New year, new job? More big-money vacancies at GDS

My attention has again been drawn to the Civil Service jobs website, and the latest vacancies being offered within the Cabinet Office – and specifically, the Government Digital Service. They’re looking for, among others:

  • 7 ‘interaction designers’, on salary packages ‘up to £97,500 per annum’
  • 2 ‘creative leads’, ‘up to £111,000 per annum’
  • 4 ‘web ops’, ‘up to £73,000 per annum’
  • a ‘Delivery Team Manager’, ‘up to £97,500 per annum’
  • 3 ‘technical architects’, ‘up to £97,500 per annum’and… brace yourself…
  • 22 developers, ‘up to £73,000 per annum’

Some of these labels are familiar: for example, I blogged back in October about a previous round of vacancies, which included:

  • Two creative leads, £80k
  •  Two technical architects, £90k
  • 12 developer positions, £65k
  • Two ‘web ops’, £65k
  • A delivery team manager, £85k
  • Three interaction designers, £59k

Increased demand, with across-the-board salary increases? Or perhaps they weren’t offering quite enough last time to fill those previously advertised vacancies? Who knows.

Update: Confirmation from GDS’s Tony Singleton – ‘We did not fill all the posts advertised in October so are readvertising those along with additional ones.’

For the record, that current round of vacancies has a potential total just short of £3.2 million; and that’s before overheads, NI, etc etc.
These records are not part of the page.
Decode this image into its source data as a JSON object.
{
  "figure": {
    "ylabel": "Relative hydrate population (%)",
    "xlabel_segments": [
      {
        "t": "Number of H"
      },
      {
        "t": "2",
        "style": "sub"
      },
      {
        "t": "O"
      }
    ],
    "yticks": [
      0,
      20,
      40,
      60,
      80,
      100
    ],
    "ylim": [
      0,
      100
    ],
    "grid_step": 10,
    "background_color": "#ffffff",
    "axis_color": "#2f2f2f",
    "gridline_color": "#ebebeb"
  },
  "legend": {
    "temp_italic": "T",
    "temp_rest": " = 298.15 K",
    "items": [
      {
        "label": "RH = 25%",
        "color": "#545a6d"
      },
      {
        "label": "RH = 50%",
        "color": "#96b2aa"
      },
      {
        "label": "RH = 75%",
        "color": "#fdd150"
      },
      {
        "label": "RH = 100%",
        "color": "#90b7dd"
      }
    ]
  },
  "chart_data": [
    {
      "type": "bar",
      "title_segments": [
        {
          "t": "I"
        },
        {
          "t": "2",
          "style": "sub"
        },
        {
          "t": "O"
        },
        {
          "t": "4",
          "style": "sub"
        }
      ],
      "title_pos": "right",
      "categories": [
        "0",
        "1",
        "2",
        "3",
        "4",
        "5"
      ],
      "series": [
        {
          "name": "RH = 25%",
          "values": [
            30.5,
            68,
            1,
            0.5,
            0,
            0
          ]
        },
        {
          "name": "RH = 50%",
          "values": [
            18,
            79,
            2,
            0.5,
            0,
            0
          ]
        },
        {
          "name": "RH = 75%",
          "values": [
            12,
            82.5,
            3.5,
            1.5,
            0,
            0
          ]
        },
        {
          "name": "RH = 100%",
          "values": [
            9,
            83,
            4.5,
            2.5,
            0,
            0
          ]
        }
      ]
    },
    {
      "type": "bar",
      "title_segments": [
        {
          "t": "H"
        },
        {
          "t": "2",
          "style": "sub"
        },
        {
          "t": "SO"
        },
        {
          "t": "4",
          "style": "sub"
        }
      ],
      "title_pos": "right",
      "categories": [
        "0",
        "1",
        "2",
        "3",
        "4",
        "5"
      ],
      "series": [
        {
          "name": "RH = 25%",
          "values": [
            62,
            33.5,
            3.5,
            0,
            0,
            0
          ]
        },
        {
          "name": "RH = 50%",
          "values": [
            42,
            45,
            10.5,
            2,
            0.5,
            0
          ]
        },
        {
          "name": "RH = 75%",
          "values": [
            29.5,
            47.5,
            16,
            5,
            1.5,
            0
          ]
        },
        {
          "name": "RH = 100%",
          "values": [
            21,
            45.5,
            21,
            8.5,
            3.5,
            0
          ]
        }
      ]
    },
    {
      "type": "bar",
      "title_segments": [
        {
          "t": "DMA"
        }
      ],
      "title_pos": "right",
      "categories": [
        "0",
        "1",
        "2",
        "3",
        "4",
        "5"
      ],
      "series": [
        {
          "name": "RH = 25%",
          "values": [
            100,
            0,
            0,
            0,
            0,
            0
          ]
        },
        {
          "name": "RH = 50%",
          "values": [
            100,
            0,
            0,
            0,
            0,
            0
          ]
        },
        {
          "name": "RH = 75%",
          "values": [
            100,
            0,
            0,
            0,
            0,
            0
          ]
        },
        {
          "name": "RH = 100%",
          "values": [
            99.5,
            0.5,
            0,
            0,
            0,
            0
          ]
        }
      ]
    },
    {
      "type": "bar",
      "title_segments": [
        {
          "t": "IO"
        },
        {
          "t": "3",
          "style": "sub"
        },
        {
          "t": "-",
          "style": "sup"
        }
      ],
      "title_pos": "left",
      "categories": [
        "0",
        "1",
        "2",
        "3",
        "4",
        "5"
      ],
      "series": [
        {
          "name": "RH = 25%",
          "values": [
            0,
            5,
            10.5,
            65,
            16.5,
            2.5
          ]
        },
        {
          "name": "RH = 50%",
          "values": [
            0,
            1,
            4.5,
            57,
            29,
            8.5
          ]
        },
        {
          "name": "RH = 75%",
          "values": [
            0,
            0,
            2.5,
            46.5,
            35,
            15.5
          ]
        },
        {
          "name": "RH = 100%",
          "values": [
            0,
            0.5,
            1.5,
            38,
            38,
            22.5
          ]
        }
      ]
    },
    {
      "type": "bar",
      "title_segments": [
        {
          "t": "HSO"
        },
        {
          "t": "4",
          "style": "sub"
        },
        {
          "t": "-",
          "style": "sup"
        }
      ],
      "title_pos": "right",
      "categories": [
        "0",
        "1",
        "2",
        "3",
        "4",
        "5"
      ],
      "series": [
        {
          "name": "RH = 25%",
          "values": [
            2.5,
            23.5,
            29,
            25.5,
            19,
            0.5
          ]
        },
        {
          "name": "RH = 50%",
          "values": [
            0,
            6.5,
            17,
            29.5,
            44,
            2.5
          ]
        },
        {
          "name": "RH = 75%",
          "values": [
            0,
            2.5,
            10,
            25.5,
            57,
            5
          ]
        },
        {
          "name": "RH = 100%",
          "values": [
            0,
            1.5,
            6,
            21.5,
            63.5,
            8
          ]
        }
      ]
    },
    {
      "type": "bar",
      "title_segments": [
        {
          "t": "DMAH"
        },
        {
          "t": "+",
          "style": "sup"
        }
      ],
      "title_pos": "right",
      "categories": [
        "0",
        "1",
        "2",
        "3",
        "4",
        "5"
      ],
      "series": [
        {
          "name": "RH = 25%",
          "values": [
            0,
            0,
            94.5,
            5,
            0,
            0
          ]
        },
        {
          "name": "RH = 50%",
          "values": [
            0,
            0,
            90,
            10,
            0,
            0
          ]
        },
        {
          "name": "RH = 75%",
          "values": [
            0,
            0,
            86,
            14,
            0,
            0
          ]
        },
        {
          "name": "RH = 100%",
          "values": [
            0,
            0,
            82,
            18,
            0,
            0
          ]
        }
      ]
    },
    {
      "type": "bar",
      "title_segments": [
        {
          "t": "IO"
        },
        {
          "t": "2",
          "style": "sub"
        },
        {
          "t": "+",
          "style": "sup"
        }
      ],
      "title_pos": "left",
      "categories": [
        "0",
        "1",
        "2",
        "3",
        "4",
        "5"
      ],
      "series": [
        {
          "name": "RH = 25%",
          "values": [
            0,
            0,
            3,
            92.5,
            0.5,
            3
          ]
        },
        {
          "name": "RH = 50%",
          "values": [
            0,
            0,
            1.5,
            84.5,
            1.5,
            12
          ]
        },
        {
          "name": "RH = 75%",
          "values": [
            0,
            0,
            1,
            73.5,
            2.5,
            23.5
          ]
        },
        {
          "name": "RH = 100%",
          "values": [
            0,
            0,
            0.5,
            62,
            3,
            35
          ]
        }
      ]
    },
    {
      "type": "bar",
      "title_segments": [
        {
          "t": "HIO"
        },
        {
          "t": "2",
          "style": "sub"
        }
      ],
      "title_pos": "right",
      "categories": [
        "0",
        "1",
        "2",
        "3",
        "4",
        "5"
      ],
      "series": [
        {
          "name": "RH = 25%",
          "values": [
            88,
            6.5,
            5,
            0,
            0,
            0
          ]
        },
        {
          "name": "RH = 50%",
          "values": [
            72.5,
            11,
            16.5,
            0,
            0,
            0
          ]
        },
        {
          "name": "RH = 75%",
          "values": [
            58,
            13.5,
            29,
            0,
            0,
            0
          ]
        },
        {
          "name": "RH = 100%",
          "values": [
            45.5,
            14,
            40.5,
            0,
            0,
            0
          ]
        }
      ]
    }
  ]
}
There are also some slightly less glamorous positions, such as an Internal Network Manager and Internal Network Administrator, both on £29-38k. But these are permanent, where the others are Fixed Term.

Closing dates on all of these, if you’re interested, is 11 January; and they are all open to external candidates. Something to keep you occupied over Christmas, maybe.
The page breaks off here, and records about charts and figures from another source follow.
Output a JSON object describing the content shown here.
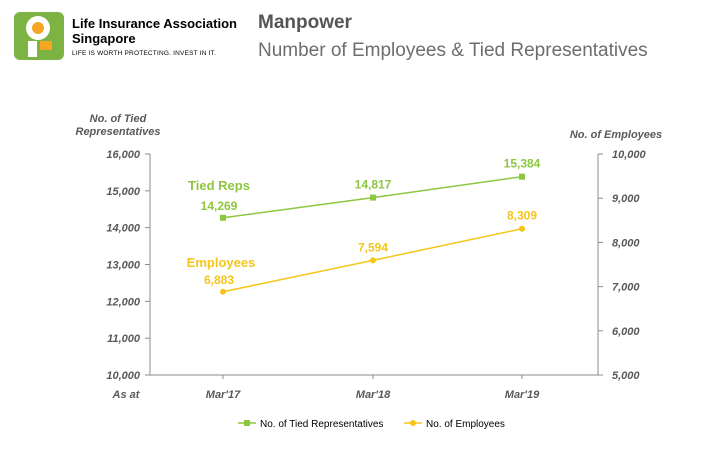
{
  "header": {
    "org_name_line1": "Life Insurance Association",
    "org_name_line2": "Singapore",
    "tagline": "LIFE IS WORTH PROTECTING. INVEST IN IT.",
    "title": "Manpower",
    "subtitle": "Number of Employees & Tied Representatives"
  },
  "colors": {
    "tied_reps": "#8dc63f",
    "employees": "#f5c518",
    "logo_green": "#7cb342",
    "logo_orange": "#f5a623"
  },
  "chart_data": {
    "type": "line",
    "categories": [
      "Mar'17",
      "Mar'18",
      "Mar'19"
    ],
    "x_axis_prefix": "As at",
    "grid": false,
    "legend_position": "bottom",
    "y_left": {
      "label_line1": "No. of Tied",
      "label_line2": "Representatives",
      "min": 10000,
      "max": 16000,
      "step": 1000,
      "ticks": [
        "10,000",
        "11,000",
        "12,000",
        "13,000",
        "14,000",
        "15,000",
        "16,000"
      ]
    },
    "y_right": {
      "label": "No. of Employees",
      "min": 5000,
      "max": 10000,
      "step": 1000,
      "ticks": [
        "5,000",
        "6,000",
        "7,000",
        "8,000",
        "9,000",
        "10,000"
      ]
    },
    "series": [
      {
        "name": "No. of Tied Representatives",
        "inline_label": "Tied Reps",
        "axis": "left",
        "values": [
          14269,
          14817,
          15384
        ],
        "labels": [
          "14,269",
          "14,817",
          "15,384"
        ]
      },
      {
        "name": "No. of Employees",
        "inline_label": "Employees",
        "axis": "right",
        "values": [
          6883,
          7594,
          8309
        ],
        "labels": [
          "6,883",
          "7,594",
          "8,309"
        ]
      }
    ]
  }
}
6 thoughts on “New year, new job? More big-money vacancies at GDS”

  1. This only makes sense if you believe we’re better off with government supersites and centralised hierarchies based in London. The organisations that provide public services need their own web teams, with the powers to build effective web services on dedicated sites. The experience we had with Directgov was that all the IT resources went into servicing their supersite, with nothing left over for innovations. Unless you count COTA boxes as an innovation.

    Why should the DVLA, based in Cardiff, have to use IT staff on the other side of the country? It’s a lot more difficult and expensive than having someone who develops web services sitting in your own office. Having a rotating cast of hired staff undermines public services as well.
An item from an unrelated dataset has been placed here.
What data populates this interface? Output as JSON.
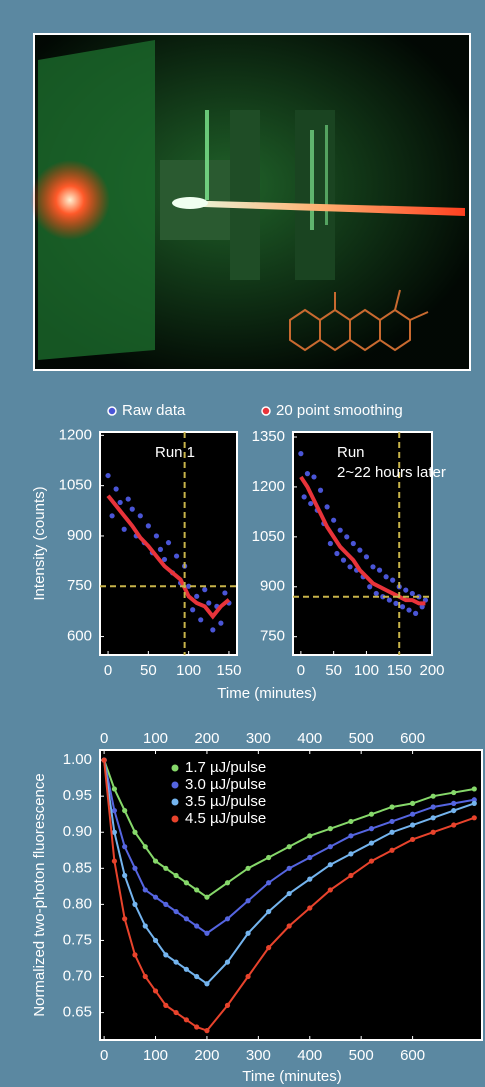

  2. The new philosophy is entirely based on a supersite (singular) and a centralised London-based hierarchy; I’m afraid that horse bolted a long time ago, so there’s no point worrying about whether or not the stable door should be open.

    In their defence, I understand they’ve established a principle of sending key staff to work on-site with the flagship services.

    But I totally agree with your point about maintaining the momentum of innovation. They’ll be doing well to keep that hungry startup ethos, once they’ve assembled an army of developers all earning £50,000+.

    1. Yeah, I must admit, that struck me too. Recruitment as a game of Deal Or No Deal? It’s certainly innovative. And I’d hate to be one of the ones who ‘dealt’ too early.

  3. Cheers Simon; I have to wonder how long the philosophy will last for if these expensive hired guns don’t deliver a revolution after all.

  4. I missed this post with Christmas and all. Interesting to see the Team Delivery Manager pays £7.5k more than the SCS1 Head of Digital role at MoJ that was advertised with a closing date of 20th December at £90k.

    And the x2 creative leads are offered just £9k less than the deputy CIO for government role currently advertised on Civil Service jobs at £111k.

    Talk about inflating London digital salaries!